Publié le par Fred Pougeard

Le tableau le plus émouvant de Corot est sans doute Orphée ramenant Eurydice des Enfers. Alors que les représentations picturales du mythe privilégient plutôt ses épisodes dramatiques, et notamment celui où Orphée, trop impatient de revoir la figure aimée, se retourne avant l'heure et perd définitivement Eurydice, Corot choisit de représenter ce bref laps de temps où, sur le chemin qui les amène au monde des vivants, Eurydice et Orphée se dirigent vers la sortie, l'un devançant l'autre. Cet intervalle où, pour quelques minutes, les amants sont réunis peut à juste titre être qualifié d'utopique, puisque c'est celui où Eurydice a été arrachée à la mort et où Orphée est certain d'avoir retrouvé le bien suprême de sa vie. C'est ce moment de bonheur inlocalisable que saisit Corot, ajoutant ici, tel un poète antique, sa touche personnelle au récit mythologique. Il choisit non pas de montrer Orphée précédant Eurydice à une distance plus ou moins grande, conformément à la tradition poétique, mais marchant devant elle en la tenant par la main, tandis que, de l'autre, il élève sa lyre à la hauteur de ses yeux, tant pour chasser les obstacles et les maléfices que pour signifier la victoire de la poésie sur les forces de la mort. Là, sur la toile, les amants ne sont pas séparés, le contact a eu lieu, il s'est produit par le toucher, par la douce pression de la paume et des doigts, et tout laisse imaginer que l'épreuve connaîtra une conclusion heureuse.
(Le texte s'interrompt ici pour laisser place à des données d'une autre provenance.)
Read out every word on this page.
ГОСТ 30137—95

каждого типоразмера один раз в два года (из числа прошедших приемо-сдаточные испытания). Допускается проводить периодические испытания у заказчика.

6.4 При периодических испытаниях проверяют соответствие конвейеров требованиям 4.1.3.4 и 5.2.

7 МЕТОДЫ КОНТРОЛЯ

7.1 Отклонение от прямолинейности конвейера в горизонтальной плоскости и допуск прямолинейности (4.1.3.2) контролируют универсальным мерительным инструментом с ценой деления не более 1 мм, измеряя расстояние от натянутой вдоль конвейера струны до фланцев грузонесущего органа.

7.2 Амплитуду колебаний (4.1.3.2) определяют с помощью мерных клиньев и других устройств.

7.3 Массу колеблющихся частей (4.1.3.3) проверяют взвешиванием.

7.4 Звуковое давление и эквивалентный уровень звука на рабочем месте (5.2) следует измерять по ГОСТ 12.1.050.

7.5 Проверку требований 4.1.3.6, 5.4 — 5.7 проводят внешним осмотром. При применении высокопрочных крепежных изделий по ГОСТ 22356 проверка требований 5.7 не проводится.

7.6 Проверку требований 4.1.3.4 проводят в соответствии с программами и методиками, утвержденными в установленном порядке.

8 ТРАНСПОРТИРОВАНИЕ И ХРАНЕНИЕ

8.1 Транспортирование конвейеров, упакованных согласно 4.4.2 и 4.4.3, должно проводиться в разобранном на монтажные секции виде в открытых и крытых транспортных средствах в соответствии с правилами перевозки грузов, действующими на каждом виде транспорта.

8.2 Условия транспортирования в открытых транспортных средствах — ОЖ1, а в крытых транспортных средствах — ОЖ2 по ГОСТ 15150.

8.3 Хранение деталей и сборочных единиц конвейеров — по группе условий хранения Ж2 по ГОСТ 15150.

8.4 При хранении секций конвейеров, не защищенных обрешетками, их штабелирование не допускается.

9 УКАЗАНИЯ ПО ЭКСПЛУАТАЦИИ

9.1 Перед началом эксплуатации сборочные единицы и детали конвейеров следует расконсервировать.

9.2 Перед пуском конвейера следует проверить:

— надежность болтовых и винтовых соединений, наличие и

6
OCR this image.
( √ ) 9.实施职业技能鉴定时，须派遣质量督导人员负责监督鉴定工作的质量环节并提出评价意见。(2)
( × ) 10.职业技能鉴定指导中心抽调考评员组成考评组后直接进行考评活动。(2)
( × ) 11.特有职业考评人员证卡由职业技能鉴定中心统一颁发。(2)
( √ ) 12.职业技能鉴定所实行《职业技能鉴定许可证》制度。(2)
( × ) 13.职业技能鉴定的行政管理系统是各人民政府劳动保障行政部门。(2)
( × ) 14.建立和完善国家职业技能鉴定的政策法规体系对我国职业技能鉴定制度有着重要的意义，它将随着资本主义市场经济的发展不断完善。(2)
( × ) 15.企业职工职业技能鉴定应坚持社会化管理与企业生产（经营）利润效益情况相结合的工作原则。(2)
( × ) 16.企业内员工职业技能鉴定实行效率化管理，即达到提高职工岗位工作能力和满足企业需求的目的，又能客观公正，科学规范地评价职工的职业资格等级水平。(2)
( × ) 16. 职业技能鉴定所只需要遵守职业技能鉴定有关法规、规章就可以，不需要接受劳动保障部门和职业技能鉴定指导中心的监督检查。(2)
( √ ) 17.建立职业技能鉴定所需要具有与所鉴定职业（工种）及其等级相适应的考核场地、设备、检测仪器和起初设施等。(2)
Comme Orphée enserre le poignet d'Eurydice, qu'il sent battre son sang dans ses veines, il saura peut-être réprimer l'envie funeste de se retourner pour la voir ; la chaleur retrouvée de son corps lui suffit pour s'assurer que c'est bien elle ; et il reviendra triomphant et heureux des Enfers. Avec ce tableau, Corot a su renverser le sens du mythe le plus désespérant de l'antiquité grecque, passant de la dystopsie de la séparation inéluctable à la possibilité réelle du retour de l'être aimé et de la victoire sur la mort.

Joël Gayraud, La Paupière auriculaire, éditions Corti 2017.